Often wrong, never in doubt......Thanks Reed...barriers to entry for business....we pay 200k for a watered-down college education teaching you common sense when you can just read the paper/web and see first hand WHAT NOT TO DO!!!


College education is so 19th century....get out and learn the hard way....



uncle_vito's picture

Windbaggery?  You talkin about Obama?

Squid Vicious's picture

Reed: Shave that prison pussy on your chin. Now.

LongSoupLine's picture

He's the next Stolper for Goldman!

realitybiter's picture

How do I say this politely?  reed Hastings is so arrogant that his his logic follows: "I know I am really smart so anything I do or say must be right and smart."

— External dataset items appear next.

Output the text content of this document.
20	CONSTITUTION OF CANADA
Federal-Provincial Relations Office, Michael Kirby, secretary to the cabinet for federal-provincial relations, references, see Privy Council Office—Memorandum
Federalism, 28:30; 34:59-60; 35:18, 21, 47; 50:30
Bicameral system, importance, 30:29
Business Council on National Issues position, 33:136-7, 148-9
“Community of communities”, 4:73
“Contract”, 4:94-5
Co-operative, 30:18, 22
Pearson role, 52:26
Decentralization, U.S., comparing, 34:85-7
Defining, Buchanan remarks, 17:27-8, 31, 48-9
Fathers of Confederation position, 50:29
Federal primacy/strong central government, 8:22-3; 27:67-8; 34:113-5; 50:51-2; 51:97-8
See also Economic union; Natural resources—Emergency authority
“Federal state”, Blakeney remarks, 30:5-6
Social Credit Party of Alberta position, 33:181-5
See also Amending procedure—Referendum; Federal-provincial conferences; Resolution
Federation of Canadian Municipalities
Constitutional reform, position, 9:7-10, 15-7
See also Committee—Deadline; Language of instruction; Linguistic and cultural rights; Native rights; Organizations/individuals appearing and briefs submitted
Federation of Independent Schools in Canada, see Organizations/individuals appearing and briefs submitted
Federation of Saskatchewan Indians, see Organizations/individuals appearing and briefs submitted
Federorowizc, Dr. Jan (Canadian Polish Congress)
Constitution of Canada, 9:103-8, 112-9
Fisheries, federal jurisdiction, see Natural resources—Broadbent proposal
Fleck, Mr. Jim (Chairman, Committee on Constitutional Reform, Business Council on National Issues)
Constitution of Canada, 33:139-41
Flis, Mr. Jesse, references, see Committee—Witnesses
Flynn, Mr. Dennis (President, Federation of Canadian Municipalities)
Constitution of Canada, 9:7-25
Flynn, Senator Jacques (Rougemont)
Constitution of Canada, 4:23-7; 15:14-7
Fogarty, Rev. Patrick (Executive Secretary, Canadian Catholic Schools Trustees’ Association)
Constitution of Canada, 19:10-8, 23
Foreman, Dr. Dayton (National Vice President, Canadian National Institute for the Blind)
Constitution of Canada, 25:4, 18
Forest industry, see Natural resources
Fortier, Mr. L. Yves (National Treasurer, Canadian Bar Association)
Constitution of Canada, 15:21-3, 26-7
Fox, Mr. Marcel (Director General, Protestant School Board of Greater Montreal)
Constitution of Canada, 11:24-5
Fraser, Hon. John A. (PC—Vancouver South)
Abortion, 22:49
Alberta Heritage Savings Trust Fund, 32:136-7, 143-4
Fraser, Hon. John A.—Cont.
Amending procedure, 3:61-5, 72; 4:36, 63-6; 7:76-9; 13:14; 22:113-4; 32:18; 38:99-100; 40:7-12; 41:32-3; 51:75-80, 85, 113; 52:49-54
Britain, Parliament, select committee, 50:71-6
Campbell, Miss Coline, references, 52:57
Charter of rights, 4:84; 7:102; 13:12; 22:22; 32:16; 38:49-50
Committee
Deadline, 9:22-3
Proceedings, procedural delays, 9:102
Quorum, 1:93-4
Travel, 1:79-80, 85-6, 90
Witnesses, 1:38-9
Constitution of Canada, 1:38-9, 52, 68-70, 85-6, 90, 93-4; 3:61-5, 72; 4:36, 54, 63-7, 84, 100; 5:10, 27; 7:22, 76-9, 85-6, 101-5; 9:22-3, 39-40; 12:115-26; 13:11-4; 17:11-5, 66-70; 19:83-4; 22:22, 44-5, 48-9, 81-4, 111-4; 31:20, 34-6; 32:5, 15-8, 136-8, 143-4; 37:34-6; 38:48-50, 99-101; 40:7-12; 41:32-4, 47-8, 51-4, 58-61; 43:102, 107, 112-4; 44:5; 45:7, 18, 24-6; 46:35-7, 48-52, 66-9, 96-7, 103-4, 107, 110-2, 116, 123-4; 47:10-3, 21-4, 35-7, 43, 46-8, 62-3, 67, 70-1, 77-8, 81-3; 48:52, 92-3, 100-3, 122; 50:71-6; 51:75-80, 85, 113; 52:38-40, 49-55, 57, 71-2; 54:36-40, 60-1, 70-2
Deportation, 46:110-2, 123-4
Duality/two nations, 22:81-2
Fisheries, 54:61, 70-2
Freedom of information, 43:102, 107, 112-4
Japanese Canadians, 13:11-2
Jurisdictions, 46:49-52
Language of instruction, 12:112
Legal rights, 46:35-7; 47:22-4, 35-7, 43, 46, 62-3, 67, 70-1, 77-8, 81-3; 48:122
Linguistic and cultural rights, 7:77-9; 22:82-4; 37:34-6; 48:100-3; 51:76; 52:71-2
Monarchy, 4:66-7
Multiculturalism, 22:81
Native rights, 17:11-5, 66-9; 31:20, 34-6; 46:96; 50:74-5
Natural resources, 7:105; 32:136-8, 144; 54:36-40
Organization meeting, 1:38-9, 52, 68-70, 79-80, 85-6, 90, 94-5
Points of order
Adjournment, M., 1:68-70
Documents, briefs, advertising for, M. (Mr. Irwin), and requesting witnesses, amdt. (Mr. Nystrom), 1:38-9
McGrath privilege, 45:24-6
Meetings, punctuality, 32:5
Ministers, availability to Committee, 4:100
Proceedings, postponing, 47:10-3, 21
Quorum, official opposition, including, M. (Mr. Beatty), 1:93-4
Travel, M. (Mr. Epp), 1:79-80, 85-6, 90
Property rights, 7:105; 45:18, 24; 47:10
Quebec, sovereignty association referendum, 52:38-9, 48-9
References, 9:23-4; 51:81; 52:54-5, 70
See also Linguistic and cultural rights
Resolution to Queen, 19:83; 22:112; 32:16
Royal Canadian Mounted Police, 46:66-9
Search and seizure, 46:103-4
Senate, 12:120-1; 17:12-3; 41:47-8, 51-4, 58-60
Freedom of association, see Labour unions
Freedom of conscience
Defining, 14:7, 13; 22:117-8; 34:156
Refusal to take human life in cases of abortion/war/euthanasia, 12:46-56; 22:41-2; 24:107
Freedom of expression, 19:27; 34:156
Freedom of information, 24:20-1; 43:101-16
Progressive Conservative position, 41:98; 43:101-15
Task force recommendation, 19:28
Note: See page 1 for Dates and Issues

1)  CEO's posting anything about the value of their stock is full-tard.  You have nothing but downside.  If there were an effective SEC they would have bitch slapped you back to the mail room.

2)  Your model is busted.  You fail to recognize that you were lucky and you got a lot of free content while no one was looking.   Now, the studios hate you for screwing them and payback will be a bitch.

3)  Subscription is a loser model.  Sure you can make a living....but no one wants a stock that doesn't grow.  NFLX will slide to single digits as the costs go up and the revenue stagnates....unless you go to PPV.


I said this crap a year ago.  wtfdik

Tuco Benedicto Pacifico Juan Maria Ramirez's picture

I understand that the NETFLIX CEO is so arrogant that even arrogant people think he is arrogant!?


muppet_master's picture

good to know that ZH is keeping tabs

on the CONs.....i'm sure he felt LOTS of CONfidence when NFLX was @ $178....because it was on "sale" from $300!! LOL !!!!

yup!! the insiders "know their companies best" ROFLMAO !!!

the same NFLX ceo bought either $0.5m or $1mm of FB stock..avg price $20....don't look now but its @ $17.....i'll be a buyer @ sub $10...for an easy double....then wait for $5.00

i did buy some @ $26...dumped it all at $30....watched it get pumped to $ @ $17...LOL !!!!!

Tuco Benedicto Pacifico Juan Maria Ramirez's picture

Hell, even Hitler said NETFLIX was a sell at $300!



Zero Govt's picture

"...the ECB will surely hire you as it is in dire need of people who sound sophisticated, pretend they know what they are talking about just because they speak loud and with confidence, and write long-winded essays of windbaggery, that say nothing, and end up 100% wrong."

How did ZH get the precise CV job requirements of Jean-Claude Trichet and Mario Draghi ??

Must have been an insider leak from the ECB's Personel & Promotions Audit Office

...and you only need add "sips tea" and "looks like a star struck rabbit" to have the Bank of Englands promotion code cracked and "looks as dull as an academic" and "comes across as senile" and you've got the Feds.

Nevertheless, brilliant work ZH

jbvtme's picture

i'm looking at the top of the food chain on this panet and i'm shaking my head...

DTCC 1999's picture

As other posters have pointed out; NFLX gained approx. 39% (at highs) about three months after Mr. Hastings’ tentatively bullish comments, with approx. 69% return on investment (at highs) in about 7 months. 

Many investors would be happy to have that profit potential to work with, from a stock pick suggestion, in the time frame it occurred.  Particularly considering if you buy a share of XYZ at $100 and it goes to $200 your money is doubled, where if you sell a $200 stock short and it goes to $100 you would have made 50% profit.

From a Technical Analysis perspective the statement’s timing was significant in that a “gap up” in price followed shortly thereafter and “resistance” became “support”.   That level was also crucial in SEPT 2011 when support was broken and price fell very quickly. 

Sudo-Socratic Exercise:  If there is intent here to negatively spin ZH’s perception of Netflix CEO’s – what do you feel the major motivation is?